For a second he stared at her as if there was something huge he had to say, something so massive it would destroy him to speak it. Then he had turned and gone, brushing past Hawk so that a packet of chips fell on the frozen soil.

“Hey!” Hawk yelled. “What’s the rush?”

Cal glanced back at Shadow’s stricken face. “I’ll see you on Christmas Eve,” he whispered.

On the twenty-third he packed.

When his mother rang he said bleakly, “I’ll be home tomorrow. The train gets in about six.”

“Oh God, Cal, it’ll be so good to see you.”

Her voice was husky; he had to loosen his grip on the phone, and say, “I haven’t been away that long.”

“It seems like forever!”

He knew she had been drinking. Years of interpreting her mood, the nuances of her voice, told him that. Not much, but enough.

“Mam,” he said quietly, “are the voices still gone?”

She was silent. Then her whisper came, secret and confiding. “Last night, I heard them. At first I thought it was him and her next door, arguing, but it wasn’t. It was a lot of people, Cal, like a great crowd, somewhere far off, laughing and talking, and a clatter like plates and dishes. A banquet. And music, faint, like harps. And you were there, Cal.”

“Me?”

“I heard you. As if you were close to me. ‘I didn’t see a thing,’ you were saying, loud, like you do when you’re getting all het up.”

He stared across the room at the mirror, at himself. “You can’t have,” he whispered.

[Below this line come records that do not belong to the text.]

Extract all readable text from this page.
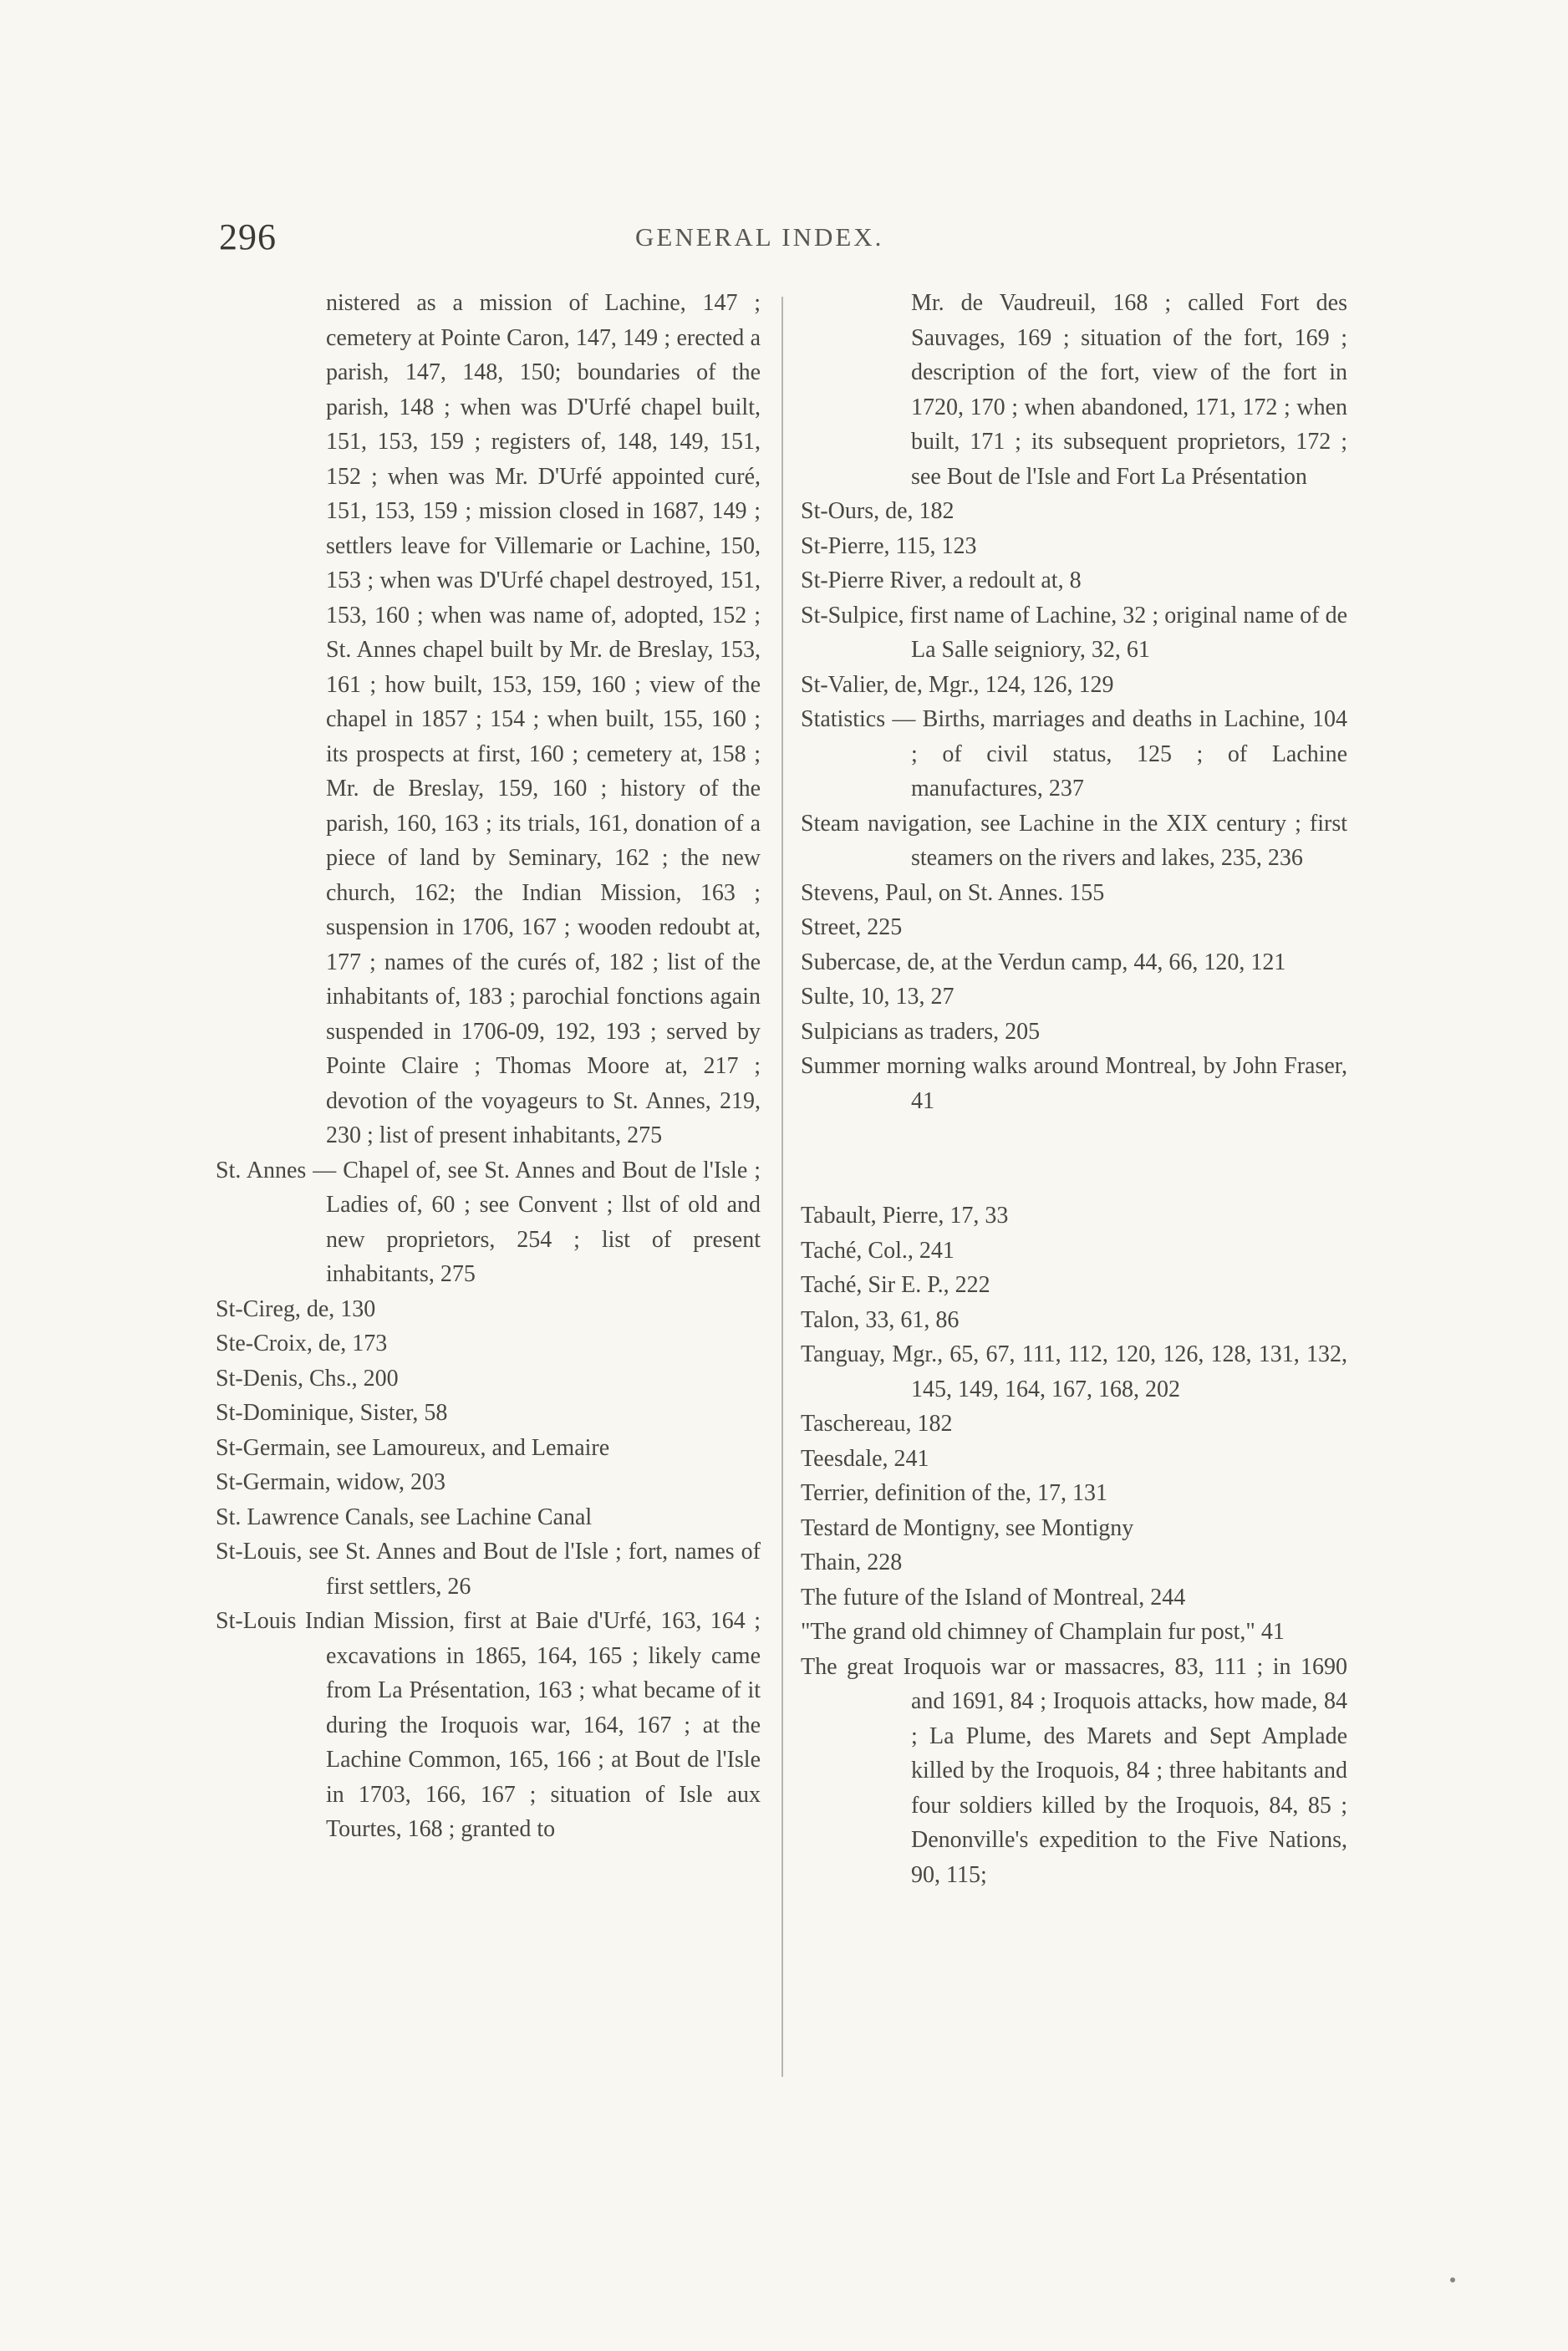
296	GENERAL INDEX.

nistered as a mission of Lachine, 147 ; cemetery at Pointe Caron, 147, 149 ; erected a parish, 147, 148, 150; boundaries of the parish, 148 ; when was D'Urfé chapel built, 151, 153, 159 ; registers of, 148, 149, 151, 152 ; when was Mr. D'Urfé appointed curé, 151, 153, 159 ; mission closed in 1687, 149 ; settlers leave for Villemarie or Lachine, 150, 153 ; when was D'Urfé chapel destroyed, 151, 153, 160 ; when was name of, adopted, 152 ; St. Annes chapel built by Mr. de Breslay, 153, 161 ; how built, 153, 159, 160 ; view of the chapel in 1857 ; 154 ; when built, 155, 160 ; its prospects at first, 160 ; cemetery at, 158 ; Mr. de Breslay, 159, 160 ; history of the parish, 160, 163 ; its trials, 161, donation of a piece of land by Seminary, 162 ; the new church, 162; the Indian Mission, 163 ; suspension in 1706, 167 ; wooden redoubt at, 177 ; names of the curés of, 182 ; list of the inhabitants of, 183 ; parochial fonctions again suspended in 1706-09, 192, 193 ; served by Pointe Claire ; Thomas Moore at, 217 ; devotion of the voyageurs to St. Annes, 219, 230 ; list of present inhabitants, 275

St. Annes — Chapel of, see St. Annes and Bout de l'Isle ; Ladies of, 60 ; see Convent ; llst of old and new proprietors, 254 ; list of present inhabitants, 275

St-Cireg, de, 130

Ste-Croix, de, 173

St-Denis, Chs., 200

St-Dominique, Sister, 58

St-Germain, see Lamoureux, and Lemaire

St-Germain, widow, 203

St. Lawrence Canals, see Lachine Canal

St-Louis, see St. Annes and Bout de l'Isle ; fort, names of first settlers, 26

St-Louis Indian Mission, first at Baie d'Urfé, 163, 164 ; excavations in 1865, 164, 165 ; likely came from La Présentation, 163 ; what became of it during the Iroquois war, 164, 167 ; at the Lachine Common, 165, 166 ; at Bout de l'Isle in 1703, 166, 167 ; situation of Isle aux Tourtes, 168 ; granted to

Mr. de Vaudreuil, 168 ; called Fort des Sauvages, 169 ; situation of the fort, 169 ; description of the fort, view of the fort in 1720, 170 ; when abandoned, 171, 172 ; when built, 171 ; its subsequent proprietors, 172 ; see Bout de l'Isle and Fort La Présentation

St-Ours, de, 182

St-Pierre, 115, 123

St-Pierre River, a redoult at, 8

St-Sulpice, first name of Lachine, 32 ; original name of de La Salle seigniory, 32, 61

St-Valier, de, Mgr., 124, 126, 129

Statistics — Births, marriages and deaths in Lachine, 104 ; of civil status, 125 ; of Lachine manufactures, 237

Steam navigation, see Lachine in the XIX century ; first steamers on the rivers and lakes, 235, 236

Stevens, Paul, on St. Annes. 155

Street, 225

Subercase, de, at the Verdun camp, 44, 66, 120, 121

Sulte, 10, 13, 27

Sulpicians as traders, 205

Summer morning walks around Montreal, by John Fraser, 41

Tabault, Pierre, 17, 33

Taché, Col., 241

Taché, Sir E. P., 222

Talon, 33, 61, 86

Tanguay, Mgr., 65, 67, 111, 112, 120, 126, 128, 131, 132, 145, 149, 164, 167, 168, 202

Taschereau, 182

Teesdale, 241

Terrier, definition of the, 17, 131

Testard de Montigny, see Montigny

Thain, 228

The future of the Island of Montreal, 244

"The grand old chimney of Champlain fur post," 41

The great Iroquois war or massacres, 83, 111 ; in 1690 and 1691, 84 ; Iroquois attacks, how made, 84 ; La Plume, des Marets and Sept Amplade killed by the Iroquois, 84 ; three habitants and four soldiers killed by the Iroquois, 84, 85 ; Denonville's expedition to the Five Nations, 90, 115;
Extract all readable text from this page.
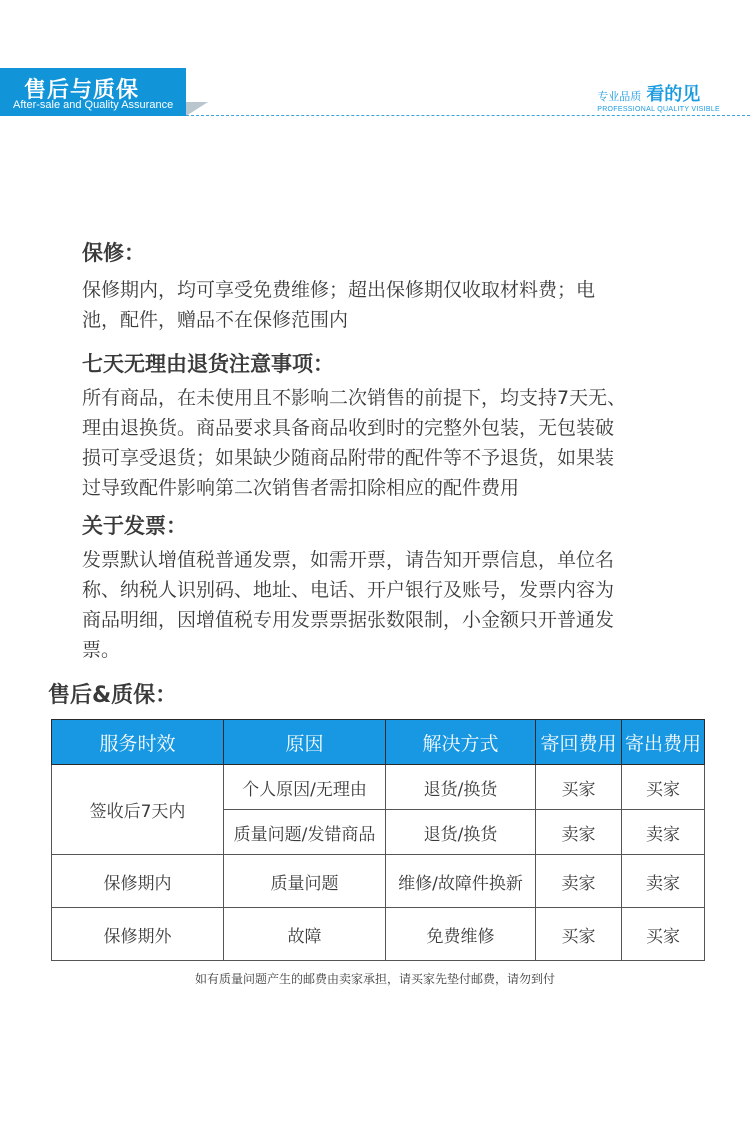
售后与质保
After-sale and Quality Assurance
专业品质 看的见
PROFESSIONAL QUALITY VISIBLE
保修：
保修期内，均可享受免费维修；超出保修期仅收取材料费；电
池，配件，赠品不在保修范围内
七天无理由退货注意事项：
所有商品，在未使用且不影响二次销售的前提下，均支持7天无、
理由退换货。商品要求具备商品收到时的完整外包装，无包装破
损可享受退货；如果缺少随商品附带的配件等不予退货，如果装
过导致配件影响第二次销售者需扣除相应的配件费用
关于发票：
发票默认增值税普通发票，如需开票，请告知开票信息，单位名
称、纳税人识别码、地址、电话、开户银行及账号，发票内容为
商品明细，因增值税专用发票票据张数限制，小金额只开普通发
票。
售后&质保：
服务时效	原因	解决方式	寄回费用	寄出费用
签收后7天内	个人原因/无理由	退货/换货	买家	买家
	质量问题/发错商品	退货/换货	卖家	卖家
保修期内	质量问题	维修/故障件换新	卖家	卖家
保修期外	故障	免费维修	买家	买家
如有质量问题产生的邮费由卖家承担，请买家先垫付邮费，请勿到付
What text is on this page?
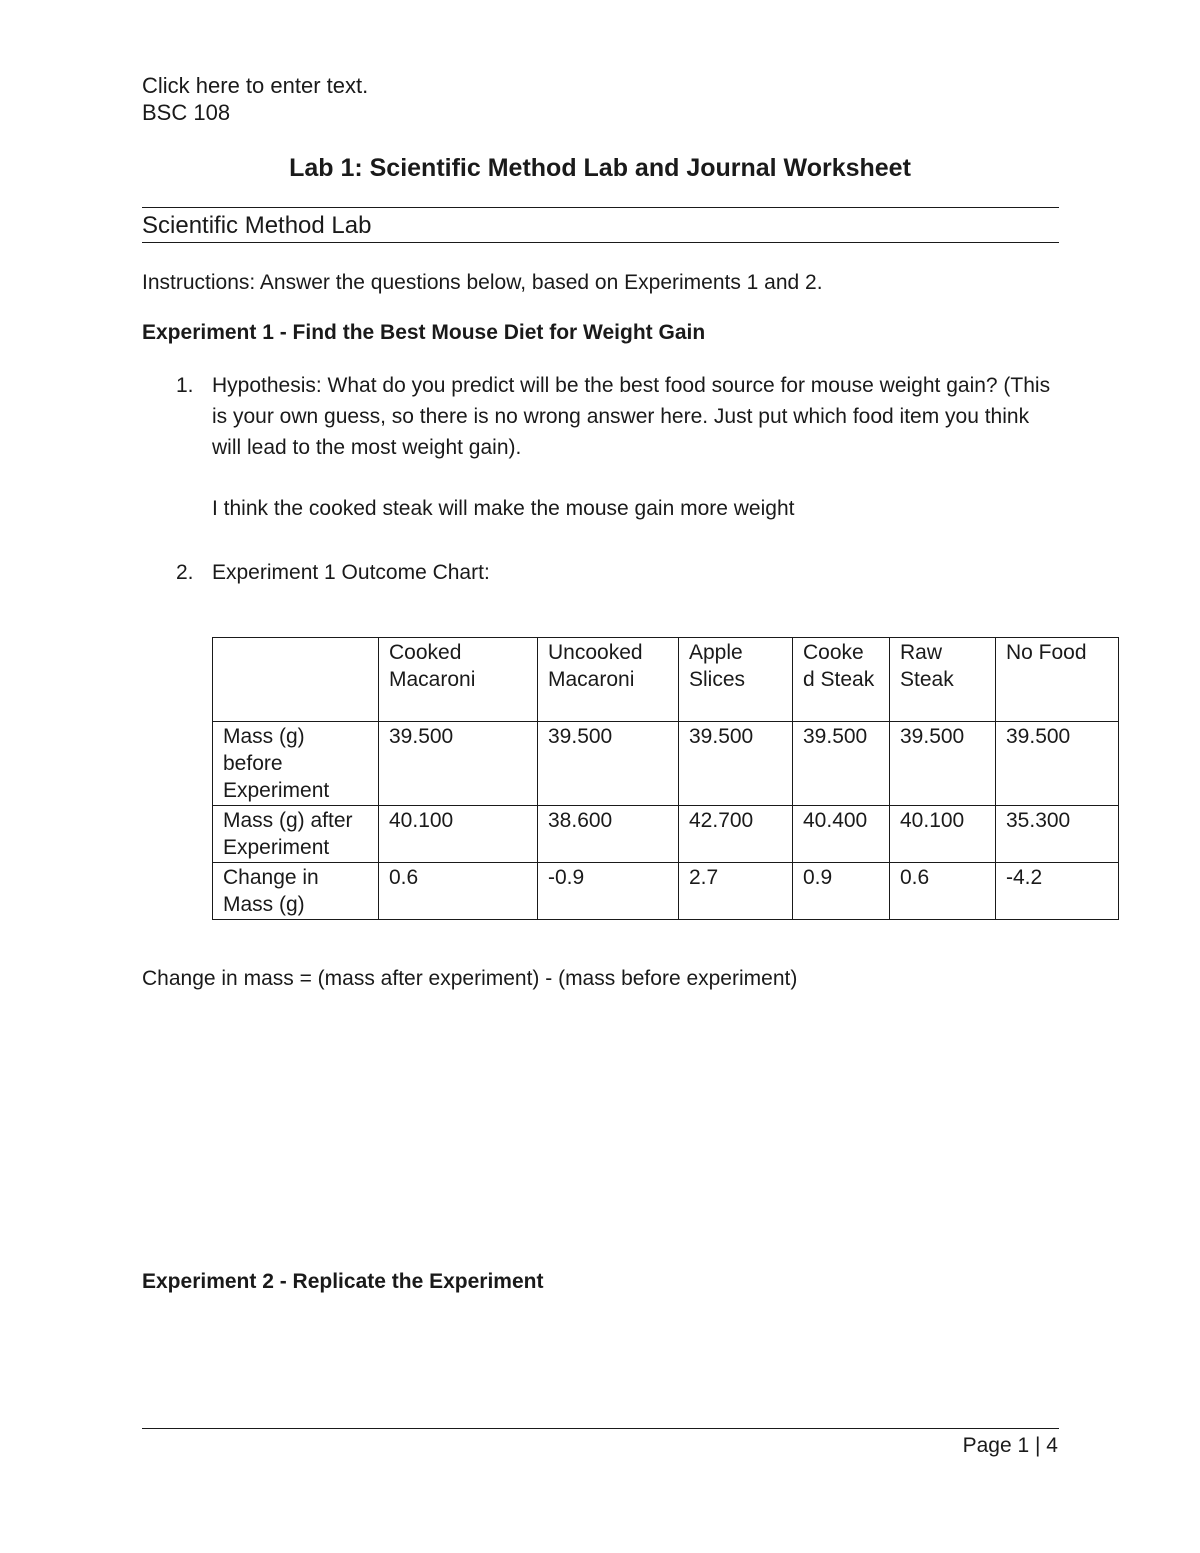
Click here to enter text.
BSC 108
Lab 1: Scientific Method Lab and Journal Worksheet
Scientific Method Lab
Instructions: Answer the questions below, based on Experiments 1 and 2.
Experiment 1 - Find the Best Mouse Diet for Weight Gain
1. Hypothesis: What do you predict will be the best food source for mouse weight gain? (This is your own guess, so there is no wrong answer here. Just put which food item you think will lead to the most weight gain).
I think the cooked steak will make the mouse gain more weight
2. Experiment 1 Outcome Chart:
	Cooked Macaroni	Uncooked Macaroni	Apple Slices	Cooke d Steak	Raw Steak	No Food
Mass (g) before Experiment	39.500	39.500	39.500	39.500	39.500	39.500
Mass (g) after Experiment	40.100	38.600	42.700	40.400	40.100	35.300
Change in Mass (g)	0.6	-0.9	2.7	0.9	0.6	-4.2
Change in mass = (mass after experiment) - (mass before experiment)
Experiment 2 - Replicate the Experiment
Page 1 | 4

But her mood had changed; she was scared now. “I haven’t heard them for so long. When they’d gone, I got up and went in all the rooms, and sat on your bed—it’s so tidy, Cal, spotless, just like you keep it—and I listened. All night I listened. But they didn’t come back. Will they come back, Cal? Like they used to do?”

“I don’t know,” he said desperately. Then, “No. Not if you remember to take your pills. You are taking them, aren’t you?”

“The dustbin worries me.” Her voice was thin now, full of dread. “It keeps overflowing. I can’t remember when they come for it.”

“Thursdays.” He was sweating; he said, “Ask Sally. She knows. Look, I’ve got to go now. I’ll see you tomorrow. Tell this woman Rhian about the voices. Ring her now. Don’t forget. And Mam . . .”

“You are coming? If you don’t . . .”

“I’ve SAID! I’ve said I’ll come.” He calmed his voice, with an effort. “okay?”

“okay,” she whispered.

“Mam . . .”

“What, sweetheart?”

Don’t drink anything. Stay out of the pub. Walk the long way round, away from the off-license. Stop blackmailing me. Stop ruining my life.

But all he said was, “I’ll see you tomorrow.”

“I love you, Cal,” she whispered.

He put the phone down and sat with his head in his hands. He sat there for an hour, then went up to his bedroom and closed the door and pulled the duvet off the bed and wrapped it around himself, huddled against the radiator, trying to get warm, to let the darkness cover him, to make the whole sickening mess go away.

He had to go. He had to go. But if he did he had to tell Hawk he wouldn’t be at Caerleon, and he wanted so much to be with them, all of them, in the cheerful, messy farmhouse. All his life all he had ever wanted was to be normal, have a family, real friends.